Il progetto VALPO4CIRCULAR ECONOMY è nato per studiare approcci tecnologici differenti al tema del degrado ambientale provocato dall’aumento della produzione di rifiuti. Ogni anno nel mondo vengono prodotti miliardi di tonnellate di rifiuti, che mettono in grave pericolo la qualità dell’aria, dell’acqua e del suolo. Attraverso soluzioni di economia circolare si possono riutilizzare materiali di scarto, trasformandoli in prodotti a valore aggiunto, che permettono di ridurre il nostro impatto sul pianeta e salvaguardare l’ambiente dove viviamo. Il progetto nasce da una call per l’internazionalizzazione della ricerca. Un progetto iniziato ad agosto 2018 della durata di 18 mesi, che ha riguardato la collaborazione e lo scambio di docenti, ricercatori e dottorandi tra il Dipartimento di Scienza Applicata e Tecnologia del Politecnico e la Scuola di Ingegneria Biochimica della Università Cattolica di Valparaiso in Cile. Le responsabili del progetto sono Tonia Tommasi per il Politecnico e Carminna Ottone per l’università cilena.
Il workshop organizzato al Politecnico rappresenta il coronamento di questo progetto, con l’obiettivo di sensibilizzare il pubblico sulle tematiche ambientali e approfondire argomenti specifici, come l’impatto delle plastiche, la valorizzazione degli scarti dell’industria alimentare, le nuove strategie per la produzione di biocarburanti e l’approccio integrato per la salvaguardia del suolo.
Tra i relatori, oltre ai ricercatori del Politecnico, sono intervenuti giornalisti, operatori di ONG e rappresentanti di aziende piemontesi nel campo della circular economy.
Il giornalista Franco Borgogno, dello European Research Institute, ha illustrato il problema della presenza di microplastiche negli oceani attraverso l’esperienza delle spedizioni di ricerca a cui ha partecipato nel Circolo Polare Artico, fornendo diversi campioni al laboratorio del Politecnico, esaminati dalla dottoranda Silvia Fraterrigo. Erica Varaia e Matteo Sampò, studenti del Politecnico e volontari di Sea Shepherd, hanno condiviso la loro esperienza di attivismo a supporto dell'ecosistema marino, contro la pesca di frodo di specie in via di estinzione nel Mar di Cortez in Messico. Stefano Mocali, dell'istituto CREA, ha parlato dell'importanza della diversità microbica nel suolo, spiegando i risultati di un progetto in corso in America Latina e Africa per dotare alcune famiglie di lampadine alimentate da corrente elettrica prodotta grazie ai batteri del suolo - tramite Microbial Fuel Cells. Mauro Piazzi, dell'azienda Timesis, ha ricordato l'importanza del suolo come risorsa non rinnovabile e della biodiversità agroforestale, che dovrebbe rientrare tra gli obiettivi di pagamento in agricoltura. Patrizia Pretto, invece, ha parlato di metodi di trattamento di suoli e acque contaminate tramite batteri ambientali.
I partecipanti hanno avuto la possibilità di visitare l'impianto di trattamento rifiuti di Acea a Pinerolo, che produce biogas e biometano dalla digestione anaerobica, con conseguente vendita di compost di alta qualità usato anche per riqualificare le aree degradate del comune di Torino.
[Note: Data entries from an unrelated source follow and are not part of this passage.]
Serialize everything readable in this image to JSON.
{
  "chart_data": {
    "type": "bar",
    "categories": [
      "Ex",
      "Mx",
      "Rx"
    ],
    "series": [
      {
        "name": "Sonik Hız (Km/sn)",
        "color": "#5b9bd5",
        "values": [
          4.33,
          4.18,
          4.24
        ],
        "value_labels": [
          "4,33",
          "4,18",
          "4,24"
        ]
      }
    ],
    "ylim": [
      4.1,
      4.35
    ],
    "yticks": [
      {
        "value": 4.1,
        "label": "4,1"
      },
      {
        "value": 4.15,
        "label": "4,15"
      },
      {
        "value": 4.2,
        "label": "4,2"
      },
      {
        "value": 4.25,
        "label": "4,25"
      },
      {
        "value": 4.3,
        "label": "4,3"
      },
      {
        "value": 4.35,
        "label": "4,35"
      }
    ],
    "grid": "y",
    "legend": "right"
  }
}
Questo impianto, grazie a fondi europei, si propone di diventare una vera e propria bioraffineria per la produzione di molecole ad alto valore aggiunto.
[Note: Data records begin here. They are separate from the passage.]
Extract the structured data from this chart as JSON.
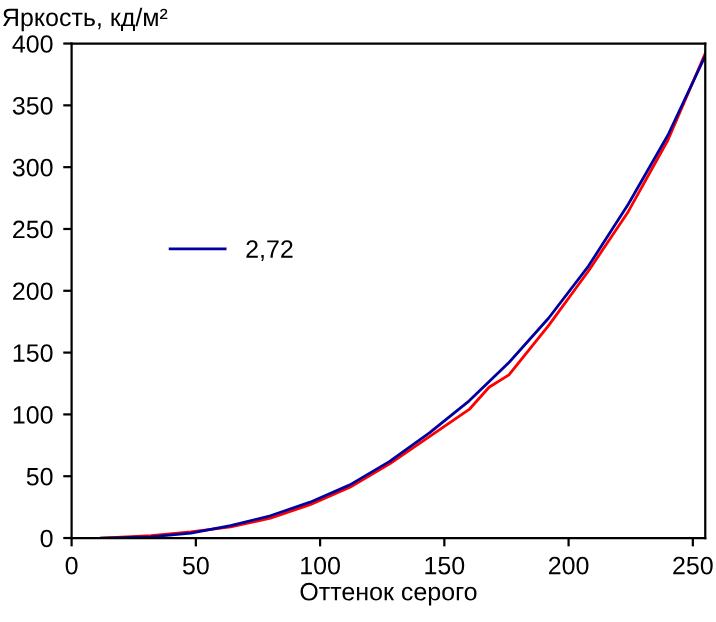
{
  "chart_data": {
    "type": "line",
    "ylabel": "Яркость, кд/м²",
    "xlabel": "Оттенок серого",
    "xlim": [
      0,
      255
    ],
    "ylim": [
      0,
      400
    ],
    "xticks": [
      0,
      50,
      100,
      150,
      200,
      250
    ],
    "yticks": [
      0,
      50,
      100,
      150,
      200,
      250,
      300,
      350,
      400
    ],
    "grid": false,
    "legend": "left",
    "marker": "none",
    "line_style": "solid",
    "series": [
      {
        "color": "#ff0000",
        "x": [
          12,
          32,
          48,
          64,
          80,
          96,
          112,
          128,
          144,
          160,
          168,
          176,
          192,
          208,
          224,
          240,
          255
        ],
        "values": [
          0,
          2,
          5,
          9,
          16,
          27,
          41,
          60,
          82,
          104,
          122,
          132,
          172,
          216,
          264,
          322,
          392
        ]
      },
      {
        "name": "2,72",
        "color": "#0000a0",
        "x": [
          12,
          32,
          48,
          64,
          80,
          96,
          112,
          128,
          144,
          160,
          176,
          192,
          208,
          224,
          240,
          255
        ],
        "values": [
          0,
          1,
          4,
          10,
          18,
          29,
          43,
          62,
          85,
          111,
          142,
          178,
          220,
          270,
          326,
          390
        ]
      }
    ]
  }
}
Il workshop si è rivelato utile non soltanto per i tecnici, ma anche per divulgare a un pubblico più ampio questi temi di grande importanza. È stato un’opportunità per gli attivisti delle associazioni per l’ambiente e per i docenti degli istituti tecnici superiori, con la volontà di allargare la partecipazione dei loro studenti a questi progetti per la difesa dell’ambiente.